According to the Finra settlement order, Haywood USA recommended 134 sales, worth almost US$11 million, of 53 different Canadian private placements to American customers “without conducting reasonable due diligence of the issuers and the offerings.” The order says this took place from September 2014 through the present.
The order also says that between September 2014 and the present, Haywood lacked a supervisory system sufficient to achieve Finra compliance with at least three major rules, though from 2020 through the present one of those rules was covered by the firm's supervisory system.
Finra also stated that some of Haywood USA’s Canadian activities were in violation of Finra rules, as in the offering of 236 Canadian private placements for which Haywood USA failed to file offering documents with Finra.
According to the settlement order, Haywood USA has offered American consumers a type of Canadian private placement offering called “non-brokered private placements” in which a firm is not the agent of the issuer, but acts as a “finder” introducing investors to the issuer.

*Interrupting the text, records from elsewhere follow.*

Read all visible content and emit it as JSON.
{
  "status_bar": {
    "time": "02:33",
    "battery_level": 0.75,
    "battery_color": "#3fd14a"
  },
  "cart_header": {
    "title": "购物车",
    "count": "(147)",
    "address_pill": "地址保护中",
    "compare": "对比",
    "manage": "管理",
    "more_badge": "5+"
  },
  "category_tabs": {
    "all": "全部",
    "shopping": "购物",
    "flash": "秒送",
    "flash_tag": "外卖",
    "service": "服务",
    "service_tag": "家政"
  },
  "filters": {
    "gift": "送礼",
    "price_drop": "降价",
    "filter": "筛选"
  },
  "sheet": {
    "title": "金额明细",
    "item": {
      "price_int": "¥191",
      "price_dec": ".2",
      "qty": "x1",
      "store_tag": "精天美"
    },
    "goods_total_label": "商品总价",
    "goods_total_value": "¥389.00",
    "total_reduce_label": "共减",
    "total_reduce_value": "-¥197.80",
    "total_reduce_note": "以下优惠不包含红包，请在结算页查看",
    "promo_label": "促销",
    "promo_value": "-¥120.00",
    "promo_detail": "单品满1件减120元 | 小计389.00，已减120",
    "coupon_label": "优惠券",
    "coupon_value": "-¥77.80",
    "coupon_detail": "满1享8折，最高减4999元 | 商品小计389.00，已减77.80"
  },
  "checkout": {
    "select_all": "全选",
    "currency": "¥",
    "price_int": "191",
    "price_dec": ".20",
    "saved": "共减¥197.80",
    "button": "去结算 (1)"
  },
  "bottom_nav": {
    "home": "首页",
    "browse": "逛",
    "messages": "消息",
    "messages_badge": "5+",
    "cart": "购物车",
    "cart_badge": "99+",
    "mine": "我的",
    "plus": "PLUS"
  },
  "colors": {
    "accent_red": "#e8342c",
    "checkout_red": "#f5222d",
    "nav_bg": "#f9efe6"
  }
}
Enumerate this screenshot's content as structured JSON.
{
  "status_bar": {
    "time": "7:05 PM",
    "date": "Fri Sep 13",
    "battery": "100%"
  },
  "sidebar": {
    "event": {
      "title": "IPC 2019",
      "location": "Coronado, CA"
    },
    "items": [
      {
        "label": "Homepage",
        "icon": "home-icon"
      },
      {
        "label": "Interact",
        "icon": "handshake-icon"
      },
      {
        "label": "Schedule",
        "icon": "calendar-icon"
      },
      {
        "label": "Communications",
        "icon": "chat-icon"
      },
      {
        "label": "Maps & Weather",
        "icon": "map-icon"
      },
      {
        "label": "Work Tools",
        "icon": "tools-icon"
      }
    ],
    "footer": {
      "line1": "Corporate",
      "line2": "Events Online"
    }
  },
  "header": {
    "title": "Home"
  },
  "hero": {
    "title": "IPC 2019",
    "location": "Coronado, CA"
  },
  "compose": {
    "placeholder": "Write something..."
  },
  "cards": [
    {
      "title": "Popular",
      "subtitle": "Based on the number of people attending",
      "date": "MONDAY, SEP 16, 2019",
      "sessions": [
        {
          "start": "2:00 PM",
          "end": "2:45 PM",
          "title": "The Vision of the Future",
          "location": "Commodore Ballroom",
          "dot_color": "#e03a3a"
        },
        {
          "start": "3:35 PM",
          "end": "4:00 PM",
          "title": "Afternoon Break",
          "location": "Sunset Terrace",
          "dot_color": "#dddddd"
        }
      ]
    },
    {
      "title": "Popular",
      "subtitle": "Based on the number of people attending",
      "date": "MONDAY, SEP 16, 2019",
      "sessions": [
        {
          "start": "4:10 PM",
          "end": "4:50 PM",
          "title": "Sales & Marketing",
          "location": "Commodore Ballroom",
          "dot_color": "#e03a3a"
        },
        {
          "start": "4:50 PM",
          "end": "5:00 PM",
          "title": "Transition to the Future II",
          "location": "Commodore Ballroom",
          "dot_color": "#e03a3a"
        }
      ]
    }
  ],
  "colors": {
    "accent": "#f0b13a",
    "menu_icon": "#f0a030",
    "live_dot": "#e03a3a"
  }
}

The order states that Haywood USA generally did not conduct due diligence of such offerings beyond “a search and review of the issuer’s recent public filings.”
“To the extent the firm obtained any information from the issuer, Haywood USA generally sought minimal information and relied mostly on the issuer with little to no independent verification,” the order reads. “Generally, the firm did not conduct any independent investigation, such as inquiring about past or pending litigation or disciplinary problems, reviewing the issuer's key contracts, exploring the issuer's business plan, or conducting a site visit.”
As part of the settlement, Haywood USA has been served a censure, a $175,000 fine, and an undertaking that a senior member of the firm will certify that it has implemented an appropriate supervisory system to maintain compliance with Finra rules.